Le mouvement M2D est-il l’héritier de l’esprit du 23 juin ?

Le mouvement M2D/Aar Sunu démocratie (coalition composée de formations politiques et de mouvements citoyens) a été créé dans la foulée de l'arrestation de l'opposant Ousmane Sonko, le 3 mars dernier, par des personnalités politiques et de la société civile. Parmi les signataires : des parlementaires de l’opposition – dont Ousmane Sonko -, des leaders de mouvements politiques comme Thierno Bocoum (mouvement Agir), Babacar Diop (Forces démocratiques du Sénégal) entre autres… -, et des responsables d’organisations citoyennes - Aliou Sané de Y en a marre ou encore Guy Marius Sagna de Frapp/France dégage…

Parmi les revendications, le M2D exige la "libération immédiate" de ceux qu'il considère comme des "prisonniers politiques", la fin de ce qu'il qualifie de "complot politico-judiciaire contre Ousmane Sonko". Le M2D exige aussi que soit reconnue publiquement "l'impossibilité constitutionnelle et morale" du président Macky Sall à briguer un troisième mandat en 2024. Cette nouvelle entité veut se positionner comme une sentinelle de la démocratie et de la bonne gouvernance.

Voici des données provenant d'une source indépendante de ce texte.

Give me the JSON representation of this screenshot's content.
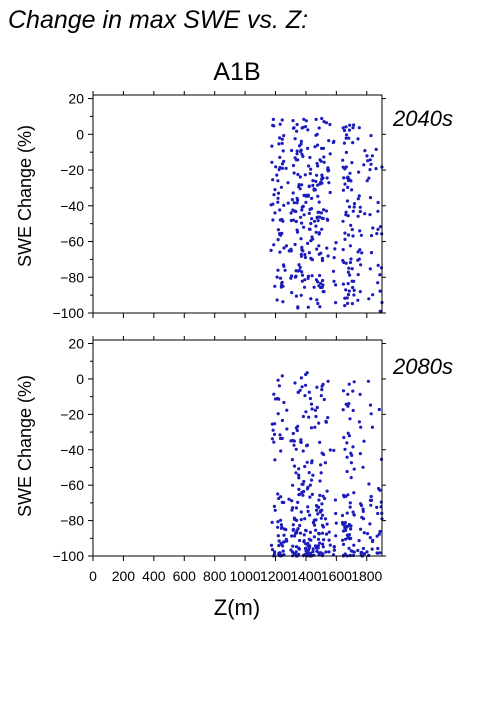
{
  "title": "Change in max SWE vs. Z:",
  "scenario": "A1B",
  "xlabel": "Z(m)",
  "colors": {
    "points": "#1c1cbc",
    "period_label": "#2a2ab0",
    "axis": "#000000"
  },
  "chart_data": [
    {
      "type": "scatter",
      "period": "2040s",
      "ylabel": "SWE Change (%)",
      "xlim": [
        0,
        1900
      ],
      "ylim": [
        -100,
        22
      ],
      "x_ticks": [
        0,
        200,
        400,
        600,
        800,
        1000,
        1200,
        1400,
        1600,
        1800
      ],
      "y_ticks": [
        -100,
        -80,
        -60,
        -40,
        -20,
        0,
        20
      ],
      "y_tick_labels": [
        "−100",
        "−80",
        "−60",
        "−40",
        "−20",
        "0",
        "20"
      ],
      "grid": false,
      "point_clusters": [
        {
          "x_range": [
            1170,
            1210
          ],
          "y_range": [
            -97,
            9
          ],
          "density": "medium"
        },
        {
          "x_range": [
            1210,
            1260
          ],
          "y_range": [
            -95,
            8
          ],
          "density": "high"
        },
        {
          "x_range": [
            1260,
            1290
          ],
          "y_range": [
            -88,
            6
          ],
          "density": "low"
        },
        {
          "x_range": [
            1300,
            1400
          ],
          "y_range": [
            -98,
            9
          ],
          "density": "high"
        },
        {
          "x_range": [
            1400,
            1520
          ],
          "y_range": [
            -98,
            9
          ],
          "density": "high"
        },
        {
          "x_range": [
            1520,
            1560
          ],
          "y_range": [
            -90,
            8
          ],
          "density": "medium"
        },
        {
          "x_range": [
            1580,
            1600
          ],
          "y_range": [
            -96,
            7
          ],
          "density": "medium"
        },
        {
          "x_range": [
            1640,
            1720
          ],
          "y_range": [
            -96,
            8
          ],
          "density": "high"
        },
        {
          "x_range": [
            1740,
            1790
          ],
          "y_range": [
            -96,
            6
          ],
          "density": "medium"
        },
        {
          "x_range": [
            1800,
            1840
          ],
          "y_range": [
            -96,
            7
          ],
          "density": "medium"
        },
        {
          "x_range": [
            1860,
            1900
          ],
          "y_range": [
            -100,
            8
          ],
          "density": "medium"
        }
      ]
    },
    {
      "type": "scatter",
      "period": "2080s",
      "ylabel": "SWE Change (%)",
      "xlim": [
        0,
        1900
      ],
      "ylim": [
        -100,
        22
      ],
      "x_ticks": [
        0,
        200,
        400,
        600,
        800,
        1000,
        1200,
        1400,
        1600,
        1800
      ],
      "x_tick_labels": [
        "0",
        "200",
        "400",
        "600",
        "800",
        "1000",
        "1200",
        "1400",
        "1600",
        "1800"
      ],
      "y_ticks": [
        -100,
        -80,
        -60,
        -40,
        -20,
        0,
        20
      ],
      "y_tick_labels": [
        "−100",
        "−80",
        "−60",
        "−40",
        "−20",
        "0",
        "20"
      ],
      "grid": false,
      "point_clusters": [
        {
          "x_range": [
            1170,
            1210
          ],
          "y_range": [
            -100,
            1
          ],
          "density": "medium"
        },
        {
          "x_range": [
            1210,
            1260
          ],
          "y_range": [
            -100,
            2
          ],
          "density": "high"
        },
        {
          "x_range": [
            1260,
            1290
          ],
          "y_range": [
            -100,
            -10
          ],
          "density": "low"
        },
        {
          "x_range": [
            1300,
            1400
          ],
          "y_range": [
            -100,
            4
          ],
          "density": "high"
        },
        {
          "x_range": [
            1400,
            1520
          ],
          "y_range": [
            -100,
            5
          ],
          "density": "high"
        },
        {
          "x_range": [
            1520,
            1560
          ],
          "y_range": [
            -100,
            2
          ],
          "density": "medium"
        },
        {
          "x_range": [
            1580,
            1600
          ],
          "y_range": [
            -100,
            -5
          ],
          "density": "medium"
        },
        {
          "x_range": [
            1640,
            1720
          ],
          "y_range": [
            -100,
            0
          ],
          "density": "high"
        },
        {
          "x_range": [
            1740,
            1790
          ],
          "y_range": [
            -100,
            -5
          ],
          "density": "medium"
        },
        {
          "x_range": [
            1800,
            1840
          ],
          "y_range": [
            -100,
            0
          ],
          "density": "medium"
        },
        {
          "x_range": [
            1860,
            1900
          ],
          "y_range": [
            -100,
            2
          ],
          "density": "medium"
        }
      ]
    }
  ]
}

Mais cette posture ne convainc pas certaines figures de proue du mouvement M23. Même si, pour certains responsables de la société civile, une filiation entre les deux mouvements peut être établie, en raison de leur caractère populaire autour d’une plateforme civile et démocratique.

Pour d’autres, cette organisation hybride (partis politiques/société civile) possède un agenda politique dont le seul but est de porter le combat d’un homme politique impliqué dans une affaire de viol (NDLR : Ousmane Sonko).  ‘’C’est vrai, le M2D peut valablement revendiquer l’héritage du M23. C’est leur liberté, d’autant plus que certains leaders du mouvement étaient d’éminents membres du M23. Des personnalités comme Mame Baye Niang se réclament du M23 ; ils sont libres et en ont la légitimité’’, déclare Alioune Tine. Avant de prévenir qu’il peut être tentant, pour des organisations politiques engagées dans la conquête du pouvoir, de surfer sur la dynamique du M23 qui constitue ‘’un modèle qui a su mobiliser le peuple et a permis le changement politique et social’’.

Et Landing Mbessane Seck alias ‘’Kilifeu’’ de Y en a marre de renchérir : ‘’Le M2D porte les combats pour la démocratie et la justice sociale qui sont la base de l’esprit du 23 juin 2011.’’ Mais Abdoul Aziz Diop, militant de l’Alliance pour la République (APR) et ancien porte-parole du M23, refuse de voir une filiation. ‘’La dynamique du M23 était inscrite dans une plateforme citoyenne. Quant au mouvement dit de «défense de la démocratie», il ne se distingue, pour l’instant, que par un contre-mémorandum abusivement appelé mémorandum par ses rédacteurs. Il cherche juste à garantir l’impunité à un citoyen comme vous et moi, dans un État de droit’’, affirme le communicant.

Par contre, le secrétaire général du Cos/M23 se veut plus nuancer dans ce positionnement du mouvement M2D comme organe de veille et d’alerte pour la lutte démocratique. ‘’Nous disons que le Cos/M23 permet la continuation de l’esprit du 23 juin et on ne peut pas le refuser à d’autres Sénégalais. Ils sont libres de prétendre que le M2D est dans la continuation du M23. Toutefois, si on pose réellement le débat, ce sont des acteurs politiques qui portent des combats citoyens. Est-ce que ce combat qu’ils portent, c’est pour renforcer les acquis démocratiques ou pour renforcer le camp de Sonko ? C’est une question qu’il faut se poser’’, dit-il.